После этого телевизор я больше не включал. Все чаще и чаще единственным окном в реальность мне служил гостиничный сервис, которым я пользовался только в самые темные предрассветные часы, когда разносчики были сонными, неповоротливыми. “Нет, принесите, пожалуйста, голландские газеты”, – сказал я (по-английски) голландскому мальчишке-посыльному, который вместе с булочками, кофе, яичницей с ветчиной и ассорти голландских сыров принес мне “Интернешнл геральд трибьюн”. Но он все равно носил мне только “Трибьюн”, поэтому я до рассвета спускался по черной лестнице в холл за местными газетами, которые были услужливо разложены веером на столике прямо рядом с лестницей, и мне не нужно было проходить мимо портье.
Bloedend. Moord[83]. Рассветало, кажется, только часам к девяти утра, да и тогда солнце всходило расплывчатое, мрачное, а свет от него был тусклый, слабенький, чистилищный, как сценический эффект в какой-нибудь немецкой опере.
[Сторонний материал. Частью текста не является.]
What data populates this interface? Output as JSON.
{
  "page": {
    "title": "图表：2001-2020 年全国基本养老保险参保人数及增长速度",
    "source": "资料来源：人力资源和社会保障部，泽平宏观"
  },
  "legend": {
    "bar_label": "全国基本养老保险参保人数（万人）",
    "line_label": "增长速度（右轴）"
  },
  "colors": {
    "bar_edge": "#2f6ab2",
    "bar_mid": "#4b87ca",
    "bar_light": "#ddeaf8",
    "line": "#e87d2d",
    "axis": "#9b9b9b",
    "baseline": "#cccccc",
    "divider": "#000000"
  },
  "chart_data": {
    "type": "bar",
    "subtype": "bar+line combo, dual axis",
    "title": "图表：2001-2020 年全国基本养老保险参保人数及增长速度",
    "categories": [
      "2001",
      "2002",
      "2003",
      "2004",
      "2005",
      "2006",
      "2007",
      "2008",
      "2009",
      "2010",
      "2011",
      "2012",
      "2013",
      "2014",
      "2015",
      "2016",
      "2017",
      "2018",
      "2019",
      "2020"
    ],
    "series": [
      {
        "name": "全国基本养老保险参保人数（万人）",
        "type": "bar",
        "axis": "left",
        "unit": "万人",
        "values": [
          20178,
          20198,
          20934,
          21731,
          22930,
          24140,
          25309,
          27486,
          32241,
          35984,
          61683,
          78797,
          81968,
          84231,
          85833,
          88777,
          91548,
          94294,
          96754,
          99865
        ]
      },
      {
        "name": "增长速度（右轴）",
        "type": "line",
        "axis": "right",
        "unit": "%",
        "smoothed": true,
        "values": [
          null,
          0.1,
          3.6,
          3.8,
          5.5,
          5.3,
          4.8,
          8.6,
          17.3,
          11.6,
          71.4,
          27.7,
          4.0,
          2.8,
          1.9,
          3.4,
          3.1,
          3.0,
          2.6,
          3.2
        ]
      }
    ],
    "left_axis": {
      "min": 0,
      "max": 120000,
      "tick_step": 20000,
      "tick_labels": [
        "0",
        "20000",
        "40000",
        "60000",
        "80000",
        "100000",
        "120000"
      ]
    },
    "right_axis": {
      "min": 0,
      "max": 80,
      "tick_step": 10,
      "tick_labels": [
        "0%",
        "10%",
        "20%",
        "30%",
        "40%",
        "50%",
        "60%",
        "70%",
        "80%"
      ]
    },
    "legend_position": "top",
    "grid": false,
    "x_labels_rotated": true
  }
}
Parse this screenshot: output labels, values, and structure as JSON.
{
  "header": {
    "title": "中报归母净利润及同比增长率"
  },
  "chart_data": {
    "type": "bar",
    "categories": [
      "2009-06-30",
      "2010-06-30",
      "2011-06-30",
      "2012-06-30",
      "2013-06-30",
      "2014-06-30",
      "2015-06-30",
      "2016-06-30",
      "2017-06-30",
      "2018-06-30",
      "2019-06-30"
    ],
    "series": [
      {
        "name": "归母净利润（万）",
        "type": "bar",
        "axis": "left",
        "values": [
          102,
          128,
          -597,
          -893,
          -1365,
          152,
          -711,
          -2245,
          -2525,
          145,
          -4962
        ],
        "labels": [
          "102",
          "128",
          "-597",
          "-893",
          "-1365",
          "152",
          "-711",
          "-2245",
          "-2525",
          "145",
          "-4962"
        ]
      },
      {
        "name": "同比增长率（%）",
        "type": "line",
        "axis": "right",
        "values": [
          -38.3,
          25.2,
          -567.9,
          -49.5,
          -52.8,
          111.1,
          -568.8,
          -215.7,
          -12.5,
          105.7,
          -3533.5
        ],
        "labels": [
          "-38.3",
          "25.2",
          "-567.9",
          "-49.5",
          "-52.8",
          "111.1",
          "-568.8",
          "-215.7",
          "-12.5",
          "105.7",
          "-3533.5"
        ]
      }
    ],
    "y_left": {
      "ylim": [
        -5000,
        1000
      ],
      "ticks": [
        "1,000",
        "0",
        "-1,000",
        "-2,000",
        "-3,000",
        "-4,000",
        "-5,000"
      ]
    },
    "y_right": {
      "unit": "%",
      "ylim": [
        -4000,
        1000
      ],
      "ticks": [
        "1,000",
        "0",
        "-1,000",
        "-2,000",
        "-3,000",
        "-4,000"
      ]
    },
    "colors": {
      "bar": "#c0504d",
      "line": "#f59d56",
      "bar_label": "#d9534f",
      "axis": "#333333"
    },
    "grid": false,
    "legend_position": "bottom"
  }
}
В зубной пасте, которой я почистил лацкан пальто, похоже, была перекись или еще какое-то отбеливающее средство, потому что пятно выцвело в белую, с меловыми краями, метину размером с ладонь – еле заметный призрак мозговой жидкости Фрица. Где-то с половины четвертого свет начинал угасать, к пяти вечера – хоть глаз коли. Тогда-то, если народу на улицах было немного, я поднимал отвороты пальто, подвязывал шарф потуже и, стараясь не поднимать головы, выскакивал в темноту, на крошечный азиатский рынок, метрах в ста от гостиницы, где на оставшиеся евро все себе и покупал: сэндвичи в пластиковых коробках, яблоки, новую зубную щетку, микстуру от кашля, аспирин, пиво. Is alles?[84]– на явно ломаном голландском спрашивает меня старуха. Невыносимо медленно пересчитывает мои монеты. Звяк, звяк, звяк. Кредитки у меня были, но я решил ими не пользоваться – еще одно абсурдное правило в мною же придуманной игре, совершенно лишняя предосторожность, ну кого я этим обману-то? Велика беда – купить пару сэндвичей в круглосуточном магазине по соседству, когда в отеле давно есть все данные моей карточки.